The protection provided by assembly 100 is provided by the combination of the shape and span of coverage of the assembly (e.g., covering at least two at a time, and preferably four at a time, fingers), as well as the material the assembly 100 is made of. The protection assembly 100 may be made of any number of suitable materials, including metal (e.g., steel or a metal or metal alloy of particular hardness) which acts to protect the fingers, knuckles, and can extend into the carpal bone area; plastic; polymeric resins; or synthetic materials, such as carbon-fiber or the like, as well as combinations thereof. For example, a protection assembly 100 is contemplated wherein the underside is made of a first, separate material, such as carbon fiber, Kevlar, or a flexible synthetic material, and a second, harder material on the outer face of the first material. The under glove can be made of any suitable material, including stretch fabric such as cotton or a synthetic material, or combination thereof, or it can be made of leather, rubber, or a combination of such materials. As indicated above, the protection assembly can be integral with an underlying, separate glove, such as by an appropriate attachment means, or it can be removed from and put on/inserted over the user's glove, e.g., as an attachment.

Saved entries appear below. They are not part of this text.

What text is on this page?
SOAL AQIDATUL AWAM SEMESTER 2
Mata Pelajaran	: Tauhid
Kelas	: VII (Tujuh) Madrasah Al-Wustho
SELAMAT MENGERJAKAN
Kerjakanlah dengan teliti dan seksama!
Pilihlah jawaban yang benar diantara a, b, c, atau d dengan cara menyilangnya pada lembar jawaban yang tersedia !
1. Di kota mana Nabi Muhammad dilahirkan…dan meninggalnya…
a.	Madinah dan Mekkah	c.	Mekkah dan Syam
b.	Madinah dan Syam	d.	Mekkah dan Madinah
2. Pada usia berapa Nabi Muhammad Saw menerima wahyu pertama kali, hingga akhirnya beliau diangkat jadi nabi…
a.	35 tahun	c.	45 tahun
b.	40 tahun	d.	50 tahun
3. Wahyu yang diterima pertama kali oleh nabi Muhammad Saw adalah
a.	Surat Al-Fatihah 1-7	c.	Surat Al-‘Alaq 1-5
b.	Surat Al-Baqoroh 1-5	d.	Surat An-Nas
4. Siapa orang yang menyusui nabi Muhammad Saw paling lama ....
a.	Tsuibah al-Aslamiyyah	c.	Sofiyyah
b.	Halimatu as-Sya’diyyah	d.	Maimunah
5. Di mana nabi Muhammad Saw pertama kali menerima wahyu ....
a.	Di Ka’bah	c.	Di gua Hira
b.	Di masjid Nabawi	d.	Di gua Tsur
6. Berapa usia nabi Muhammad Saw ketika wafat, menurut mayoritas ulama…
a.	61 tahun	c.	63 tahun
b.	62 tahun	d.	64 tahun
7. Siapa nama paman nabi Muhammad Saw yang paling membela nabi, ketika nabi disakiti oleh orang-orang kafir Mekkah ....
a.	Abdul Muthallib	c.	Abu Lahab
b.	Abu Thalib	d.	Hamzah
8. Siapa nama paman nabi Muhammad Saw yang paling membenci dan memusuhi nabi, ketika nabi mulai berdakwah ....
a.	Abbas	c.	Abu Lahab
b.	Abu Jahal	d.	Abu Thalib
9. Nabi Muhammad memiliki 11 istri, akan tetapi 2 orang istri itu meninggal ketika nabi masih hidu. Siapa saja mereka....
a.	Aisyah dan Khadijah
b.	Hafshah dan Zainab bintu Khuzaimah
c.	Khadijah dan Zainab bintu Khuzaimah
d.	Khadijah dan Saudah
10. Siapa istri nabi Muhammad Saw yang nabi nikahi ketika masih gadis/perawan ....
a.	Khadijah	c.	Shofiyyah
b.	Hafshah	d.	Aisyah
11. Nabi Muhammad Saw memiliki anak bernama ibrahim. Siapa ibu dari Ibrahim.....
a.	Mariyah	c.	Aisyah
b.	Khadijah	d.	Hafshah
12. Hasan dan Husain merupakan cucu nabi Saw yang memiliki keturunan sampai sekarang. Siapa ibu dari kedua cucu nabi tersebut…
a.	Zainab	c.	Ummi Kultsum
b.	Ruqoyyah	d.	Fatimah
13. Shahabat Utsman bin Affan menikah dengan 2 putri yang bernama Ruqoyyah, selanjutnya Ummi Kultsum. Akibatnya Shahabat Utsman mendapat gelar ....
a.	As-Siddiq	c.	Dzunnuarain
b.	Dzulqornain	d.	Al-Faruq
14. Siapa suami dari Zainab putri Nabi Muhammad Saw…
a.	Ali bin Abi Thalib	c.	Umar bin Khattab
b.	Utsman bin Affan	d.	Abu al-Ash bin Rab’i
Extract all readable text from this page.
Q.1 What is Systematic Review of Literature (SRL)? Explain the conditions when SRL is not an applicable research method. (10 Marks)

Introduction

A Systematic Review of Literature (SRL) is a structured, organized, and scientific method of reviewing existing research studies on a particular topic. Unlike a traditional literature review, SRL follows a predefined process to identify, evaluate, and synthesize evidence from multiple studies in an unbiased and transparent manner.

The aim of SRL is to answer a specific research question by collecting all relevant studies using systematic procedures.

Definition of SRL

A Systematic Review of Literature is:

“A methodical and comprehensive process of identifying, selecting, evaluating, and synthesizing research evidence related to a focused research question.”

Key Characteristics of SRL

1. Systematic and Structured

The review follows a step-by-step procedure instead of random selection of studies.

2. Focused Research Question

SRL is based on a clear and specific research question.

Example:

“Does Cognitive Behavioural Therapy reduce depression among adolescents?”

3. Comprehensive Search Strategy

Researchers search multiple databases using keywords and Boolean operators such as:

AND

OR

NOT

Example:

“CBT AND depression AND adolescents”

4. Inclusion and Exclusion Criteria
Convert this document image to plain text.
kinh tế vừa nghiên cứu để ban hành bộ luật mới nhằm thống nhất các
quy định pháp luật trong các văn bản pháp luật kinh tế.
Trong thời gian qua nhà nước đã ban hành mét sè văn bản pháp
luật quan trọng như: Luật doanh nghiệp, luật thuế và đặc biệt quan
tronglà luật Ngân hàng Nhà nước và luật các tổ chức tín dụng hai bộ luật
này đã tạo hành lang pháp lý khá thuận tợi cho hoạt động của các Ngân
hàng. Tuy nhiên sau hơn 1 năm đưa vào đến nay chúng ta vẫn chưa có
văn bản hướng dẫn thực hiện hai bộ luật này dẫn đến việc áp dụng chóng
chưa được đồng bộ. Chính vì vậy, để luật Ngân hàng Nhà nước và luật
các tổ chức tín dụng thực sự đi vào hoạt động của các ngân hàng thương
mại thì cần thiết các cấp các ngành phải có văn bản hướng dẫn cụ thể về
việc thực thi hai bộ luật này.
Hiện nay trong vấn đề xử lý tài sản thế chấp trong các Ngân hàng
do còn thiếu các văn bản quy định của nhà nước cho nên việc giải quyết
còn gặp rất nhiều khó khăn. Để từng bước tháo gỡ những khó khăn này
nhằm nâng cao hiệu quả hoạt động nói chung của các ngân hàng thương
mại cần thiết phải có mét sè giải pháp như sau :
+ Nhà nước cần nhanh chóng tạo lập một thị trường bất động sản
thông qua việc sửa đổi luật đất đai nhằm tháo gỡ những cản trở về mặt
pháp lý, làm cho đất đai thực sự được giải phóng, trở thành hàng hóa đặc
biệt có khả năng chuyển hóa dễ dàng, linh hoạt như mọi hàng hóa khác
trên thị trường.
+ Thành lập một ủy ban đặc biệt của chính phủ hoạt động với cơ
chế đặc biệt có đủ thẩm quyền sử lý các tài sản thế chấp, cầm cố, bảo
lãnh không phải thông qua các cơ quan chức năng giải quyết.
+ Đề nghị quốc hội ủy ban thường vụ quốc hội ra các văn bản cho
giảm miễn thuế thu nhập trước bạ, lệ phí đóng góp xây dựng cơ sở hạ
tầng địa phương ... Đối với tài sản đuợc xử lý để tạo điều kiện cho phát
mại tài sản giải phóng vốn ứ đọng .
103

Other and further embodiments utilizing one or more aspects of the inventions described above can be devised without departing from the spirit of Applicant's invention. For example, the crush resistant assemblies may be fabricated directly with and integral with an underlying glove. Further, the various methods and embodiments of the methods of manufacture and assembly of the system, as well as location specifications, can be included in combination with each other to produce variations of the disclosed methods and embodiments. Discussion of singular elements can is include plural elements and vice-versa.

The order of steps can occur in a variety of sequences unless otherwise specifically limited. The various steps described herein can be combined with other steps, interlineated with the stated steps, and/or split into multiple steps. Similarly, elements have been described functionally and can be embodied as separate components or can be combined into components having multiple functions.

The inventions have been described in the context of preferred and other embodiments and not every embodiment of the invention has been described. Obvious modifications and alterations to the described embodiments are available to those of ordinary skill in the art. The disclosed and undisclosed embodiments are not intended to limit or restrict the scope or applicability of the invention conceived of by the Applicants, but rather, in conformity with the patent laws, Applicants intend to fully protect all such modifications and improvements that come within the scope or range of equivalent of the following claims.

Claims

1. A protective hand assembly, comprising:

A first formed protective cover sized to cover a thumb of a user;

A second formed protective cover sized to cover a two or more fingers of a human hand;

An underlayment glove attachable to the formed protective cover,

Wherein both the first and second protective covers comprise oppositely spaced top and bottom faces, and oppositely spaced side walls, the faces and side walls being at approximately 90 degree angles to each other; and

Wherein the side walls of each of the first and second protective cover follow the radius of curvature of the human hand, the fingers of the human hand, or the thumb of the human hand, as appropriate.

2. The protective assembly of claim 1, wherein the protective cover is made of metal or a polymeric material.

3. The protective assembly of claim 1, wherein the top face of the protective cover extends from the second knuckle of the fingers to wrist of the hand, including the general middle regions of the back of the hand.